Lastly, most importantly, the park rangers. For this project to be a success it was crucial the park rangers were onboard. They had to wear the new badge or no badge at all. They were going to be affected just as much as patrons could be by this change, though in a very different way. Individually and in groups, many of my teammates were already reflecting on their work, thinking more deeply on how they enforced park rules, looking to be more mindful and trauma-informed in their approach. Out at Oxbow we were having almost weekly conversations around park rules, when to enforce them, how to enforce them, and ensuring we were all engaging with patrons as equitably as we could – all in a desire to foster safe and welcoming spaces. It was a rich ground to bring the discussion about our badge.
A regular concern among the rangers was that by losing the badge or changing it, they would lose their ability to enforce important safety rules. Without a badge, would the public even listen to them? This was understandable. Through the conversations, however, a consensus grew that a badge – a piece of metal – shouldn’t be the first tool used to engage with people, even if rules were being broken.
During the remainder of 2020 and throughout 2021, I held several formal meetings with stakeholders and numerous informal, often one-on-one conversations, to talk about possibilities. All of these conversations were necessary. They helped me and the park rangers see what was possible when we work to include everyone in the conversation. They were also painful at times. Everyone is at a different place in their understanding of diversity, equity, inclusion, justice and liberation work and what positive change can look like. It can be uncomfortable to embrace change when it affects something you feel supports you personally or professionally.
Through the wonderful conversations with stakeholders, it was clear most wanted to keep a badge in place but wanted to see it redesigned. First and foremost was a desire to encapsulate nature on the badge. Being able to have nature represented is one of the main things that helps distinguish a park ranger badge from law enforcement. It also a point of connection between a ranger and a park visitor. Nature and a passion for the outdoors is the common ground between park patron and park ranger.

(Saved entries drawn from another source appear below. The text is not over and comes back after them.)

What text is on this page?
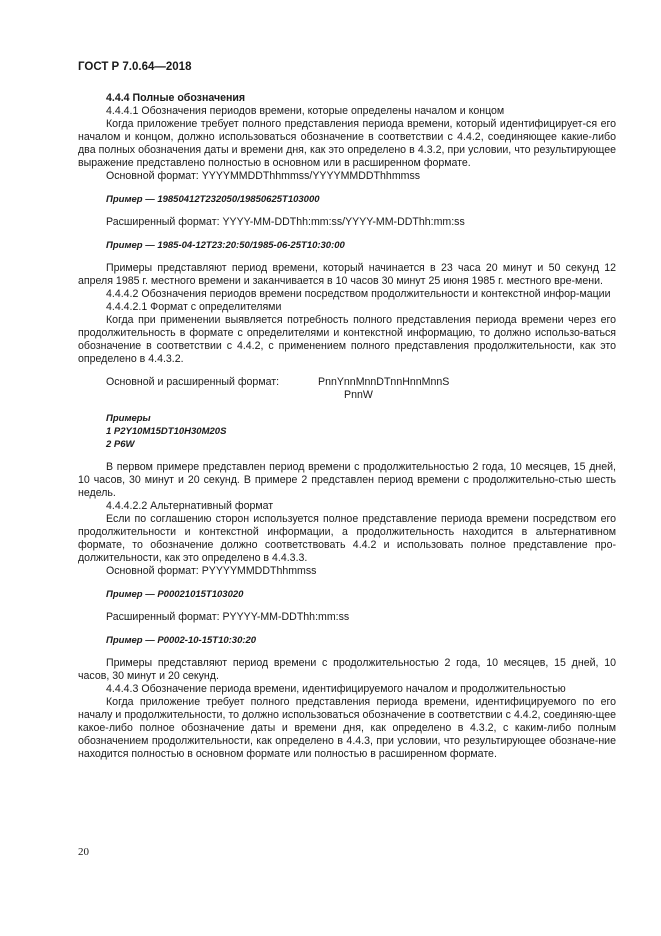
ГОСТ Р 7.0.64—2018

4.4.4 Полные обозначения

4.4.4.1 Обозначения периодов времени, которые определены началом и концом

Когда приложение требует полного представления периода времени, который идентифицирует-ся его началом и концом, должно использоваться обозначение в соответствии с 4.4.2, соединяющее какие-либо два полных обозначения даты и времени дня, как это определено в 4.3.2, при условии, что результирующее выражение представлено полностью в основном или в расширенном формате.

Основной формат: YYYYMMDDThhmmss/YYYYMMDDThhmmss

Пример — 19850412T232050/19850625T103000

Расширенный формат: YYYY-MM-DDThh:mm:ss/YYYY-MM-DDThh:mm:ss

Пример — 1985-04-12T23:20:50/1985-06-25T10:30:00

Примеры представляют период времени, который начинается в 23 часа 20 минут и 50 секунд 12 апреля 1985 г. местного времени и заканчивается в 10 часов 30 минут 25 июня 1985 г. местного вре-мени.

4.4.4.2 Обозначения периодов времени посредством продолжительности и контекстной инфор-мации

4.4.4.2.1 Формат с определителями

Когда при применении выявляется потребность полного представления периода времени через его продолжительность в формате с определителями и контекстной информацию, то должно использо-ваться обозначение в соответствии с 4.4.2, с применением полного представления продолжительности, как это определено в 4.4.3.2.

Основной и расширенный формат:	PnnYnnMnnDTnnHnnMnnS

PnnW

Примеры

1 P2Y10M15DT10H30M20S

2 P6W

В первом примере представлен период времени с продолжительностью 2 года, 10 месяцев, 15 дней, 10 часов, 30 минут и 20 секунд. В примере 2 представлен период времени с продолжительно-стью шесть недель.

4.4.4.2.2 Альтернативный формат

Если по соглашению сторон используется полное представление периода времени посредством его продолжительности и контекстной информации, а продолжительность находится в альтернативном формате, то обозначение должно соответствовать 4.4.2 и использовать полное представление про-должительности, как это определено в 4.4.3.3.

Основной формат: PYYYYMMDDThhmmss

Пример — P00021015T103020

Расширенный формат: PYYYY-MM-DDThh:mm:ss

Пример — P0002-10-15T10:30:20

Примеры представляют период времени с продолжительностью 2 года, 10 месяцев, 15 дней, 10 часов, 30 минут и 20 секунд.

4.4.4.3 Обозначение периода времени, идентифицируемого началом и продолжительностью

Когда приложение требует полного представления периода времени, идентифицируемого по его началу и продолжительности, то должно использоваться обозначение в соответствии с 4.4.2, соединяю-щее какое-либо полное обозначение даты и времени дня, как определено в 4.3.2, с каким-либо полным обозначением продолжительности, как определено в 4.4.3, при условии, что результирующее обозначе-ние находится полностью в основном формате или полностью в расширенном формате.

20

Fortunately, Metro’s parks are gorgeous! Inspiration was everywhere. Rangers, Metro staff and community members made suggestions on what to feature, and the design slowly took shape. At the end of last year, more than 18 months after starting the project, I shared the final design. It was incredible to see people look at a badge differently. Some, including myself, were taken aback. There was certainly a sense of pride, particularly from those who would have the chance to wear it every day. For others, seeing the final design was the moment they understood what all the fuss was about and why the project was important.
With this project completed I hope that future Black, Brown and Indigenous patrons, park rangers, supervisors and managers will be able to look at this badge and see a symbol that was created for them. It’s not just a badge; it’s a promise that these special places are for everyone.